Some investigators hope to revive projects left orphaned by the end of IODP. These include drilling into the Sunda Shelf, a vast geological formation beneath the shallow seas of Southeast Asia, to reconstruct sea level changes from 5 million years ago; looking for evidence of a 130-million-year-old ocean basin east of Taiwan that has since been swallowed by tectonic movements in the region; and probing the Mariana Trench, created by an oceanic crustal plate plunging into the mantle southeast of Japan, for tectonic, geochemical, and biological activity.

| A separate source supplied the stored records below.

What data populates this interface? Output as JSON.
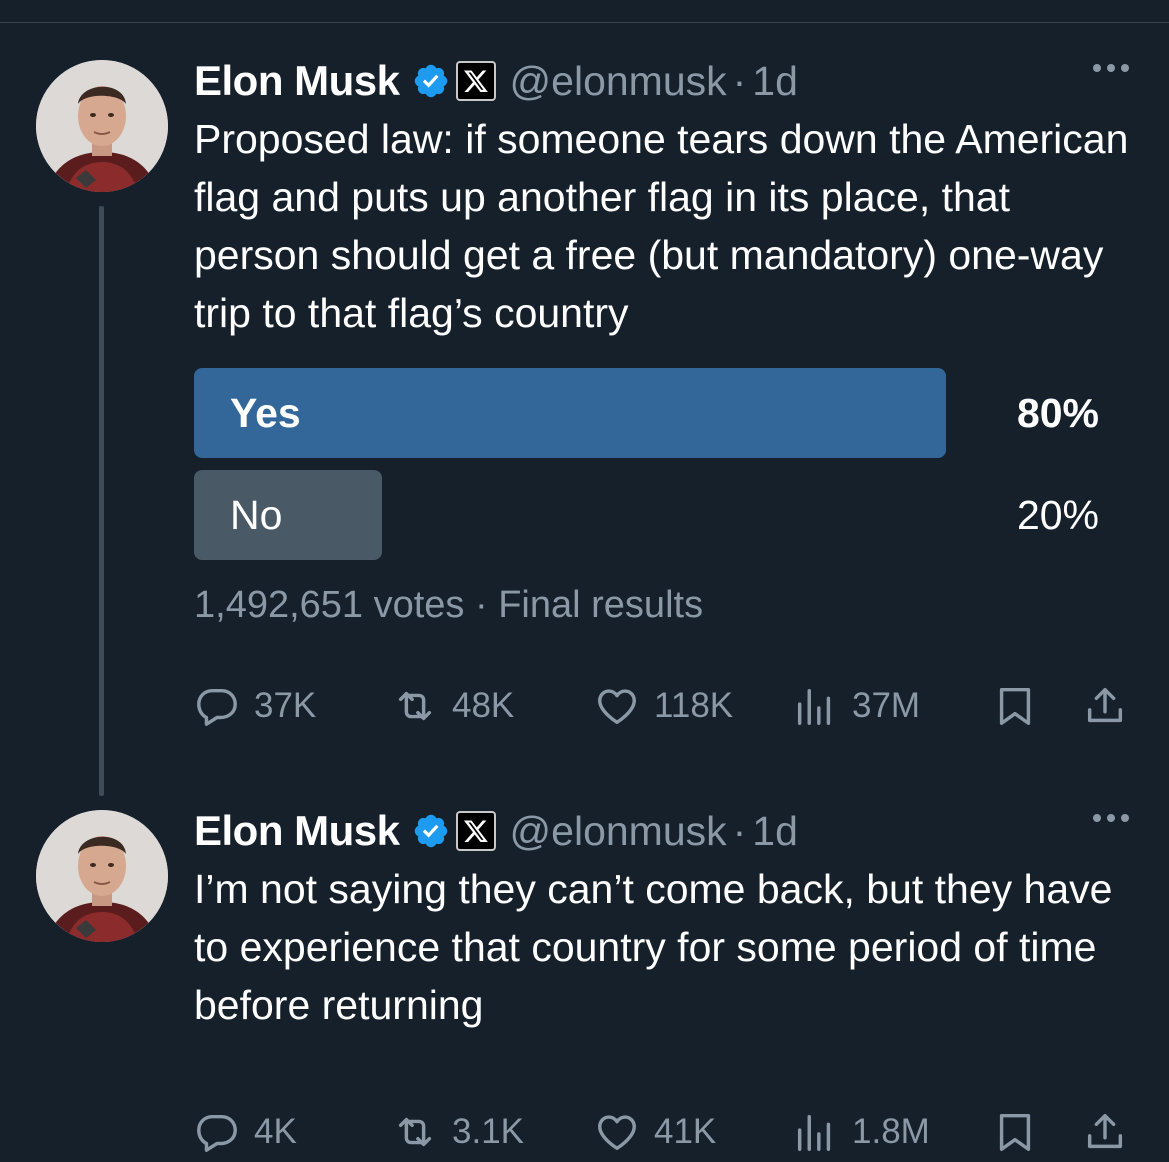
{
  "tweets": [
    {
      "author": {
        "name": "Elon Musk",
        "handle": "@elonmusk",
        "time": "1d"
      },
      "text": "Proposed law: if someone tears down the American flag and puts up another flag in its place, that person should get a free (but mandatory) one-way trip to that flag’s country",
      "poll": {
        "options": [
          {
            "label": "Yes",
            "percent": "80%",
            "fraction": 0.8,
            "color": "#336699",
            "leading": true
          },
          {
            "label": "No",
            "percent": "20%",
            "fraction": 0.2,
            "color": "#4a5966",
            "leading": false
          }
        ],
        "votes": "1,492,651 votes",
        "status": "Final results"
      },
      "stats": {
        "replies": "37K",
        "reposts": "48K",
        "likes": "118K",
        "views": "37M"
      }
    },
    {
      "author": {
        "name": "Elon Musk",
        "handle": "@elonmusk",
        "time": "1d"
      },
      "text": "I’m not saying they can’t come back, but they have to experience that country for some period of time before returning",
      "stats": {
        "replies": "4K",
        "reposts": "3.1K",
        "likes": "41K",
        "views": "1.8M"
      }
    }
  ],
  "colors": {
    "background": "#15202b",
    "muted": "#8b98a5",
    "verified": "#1d9bf0",
    "thread_line": "#3e4c59"
  },
  "icons": [
    "verified-badge-icon",
    "x-logo-icon",
    "more-icon",
    "reply-icon",
    "repost-icon",
    "like-icon",
    "views-icon",
    "bookmark-icon",
    "share-icon"
  ]
}
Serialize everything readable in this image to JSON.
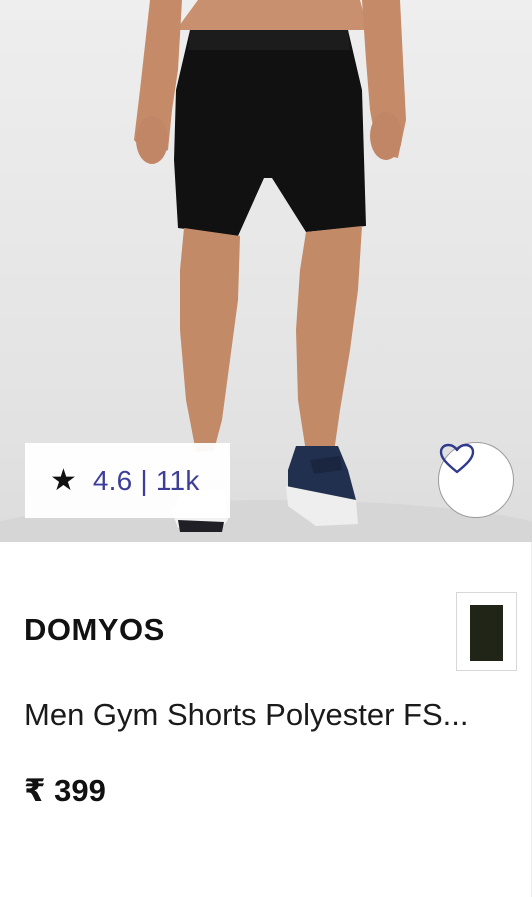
{
  "product": {
    "image_alt": "Men Gym Shorts Polyester FS",
    "rating_star": "★",
    "rating_text": "4.6 | 11k",
    "brand": "DOMYOS",
    "title": "Men Gym Shorts Polyester FS...",
    "price": "₹ 399",
    "swatch_color": "#212517"
  },
  "icons": {
    "wishlist": "heart-outline-icon",
    "rating": "star-icon"
  },
  "colors": {
    "rating_text": "#3d3d9a",
    "wishlist_stroke": "#2f3a8f"
  }
}
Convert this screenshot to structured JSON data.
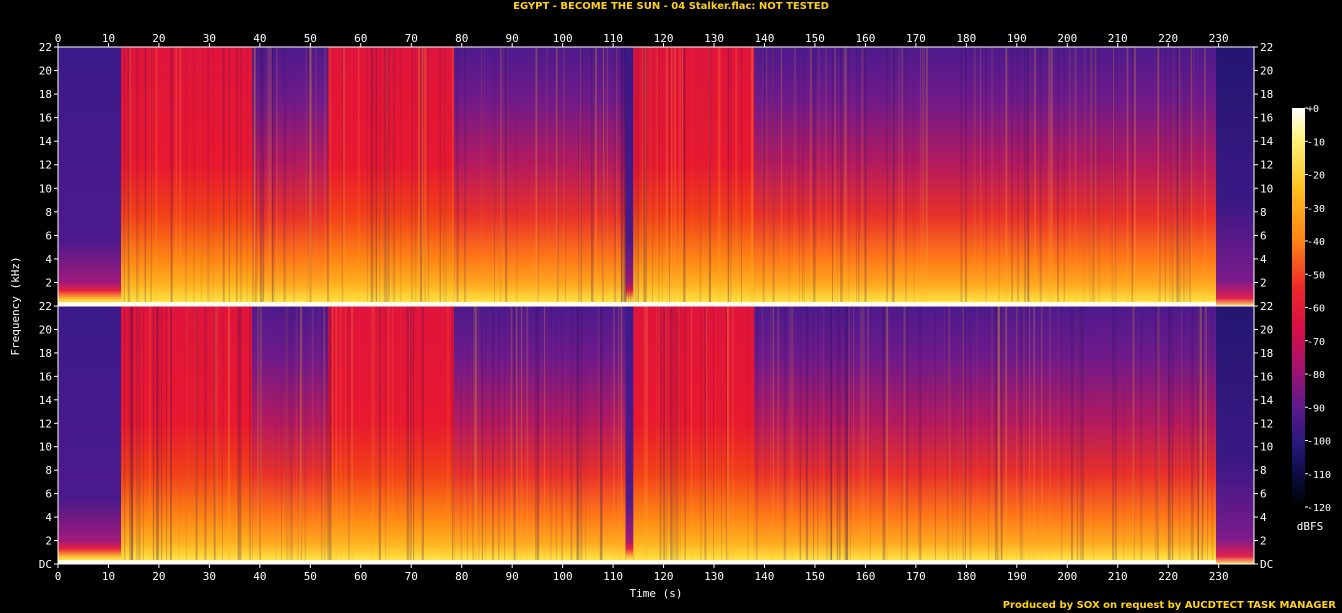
{
  "title": "EGYPT - BECOME THE SUN - 04 Stalker.flac: NOT TESTED",
  "footer": "Produced by SOX on request by AUCDTECT TASK MANAGER",
  "colors": {
    "accent_text": "#ffd21a",
    "background": "#000000",
    "axis": "#ffffff"
  },
  "chart_data": {
    "type": "heatmap",
    "title": "EGYPT - BECOME THE SUN - 04 Stalker.flac: NOT TESTED",
    "xlabel": "Time (s)",
    "ylabel": "Frequency (kHz)",
    "x_ticks": [
      "0",
      "10",
      "20",
      "30",
      "40",
      "50",
      "60",
      "70",
      "80",
      "90",
      "100",
      "110",
      "120",
      "130",
      "140",
      "150",
      "160",
      "170",
      "180",
      "190",
      "200",
      "210",
      "220",
      "230"
    ],
    "y_ticks": [
      "DC",
      "2",
      "4",
      "6",
      "8",
      "10",
      "12",
      "14",
      "16",
      "18",
      "20",
      "22"
    ],
    "xlim": [
      0,
      237
    ],
    "ylim": [
      0,
      22
    ],
    "channels": 2,
    "colorbar": {
      "label": "dBFS",
      "ticks": [
        "+0",
        "-10",
        "-20",
        "-30",
        "-40",
        "-50",
        "-60",
        "-70",
        "-80",
        "-90",
        "-100",
        "-110",
        "-120"
      ],
      "range": [
        -120,
        0
      ]
    },
    "segments": [
      {
        "start": 0,
        "end": 12.5,
        "level": "quiet",
        "bandwidth_khz": 2
      },
      {
        "start": 12.5,
        "end": 38.5,
        "level": "loud",
        "bandwidth_khz": 22
      },
      {
        "start": 38.5,
        "end": 53.5,
        "level": "medium",
        "bandwidth_khz": 18
      },
      {
        "start": 53.5,
        "end": 78.5,
        "level": "loud",
        "bandwidth_khz": 22
      },
      {
        "start": 78.5,
        "end": 112.5,
        "level": "medium",
        "bandwidth_khz": 18
      },
      {
        "start": 112.5,
        "end": 114,
        "level": "quiet",
        "bandwidth_khz": 4
      },
      {
        "start": 114,
        "end": 138,
        "level": "loud",
        "bandwidth_khz": 22
      },
      {
        "start": 138,
        "end": 229.5,
        "level": "medium",
        "bandwidth_khz": 20
      },
      {
        "start": 229.5,
        "end": 237,
        "level": "fade",
        "bandwidth_khz": 4
      }
    ]
  }
}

Bijl plans to submit an especially ambitious IODP proposal. He wants to drill sediment and rock cores at four sites spaced between Australia and Antarctica for clues to the origin and evolution of the Antarctic Circumpolar Current. The current, Earth’s strongest, has a large influence on Southern Hemisphere weather and also the future of Antarctic ice sheets, because it affects how warm waters reach the underside of vulnerable ice shelves that jut into the ocean. Bijl’s proposal calls for drilling in water depths up to 5000 meters in one of the harshest ocean environments on Earth. But he says the Meng Xiang, designed to withstand winds and seas during all but the fiercest typhoons, “is the ideal vessel to execute this drilling plan.”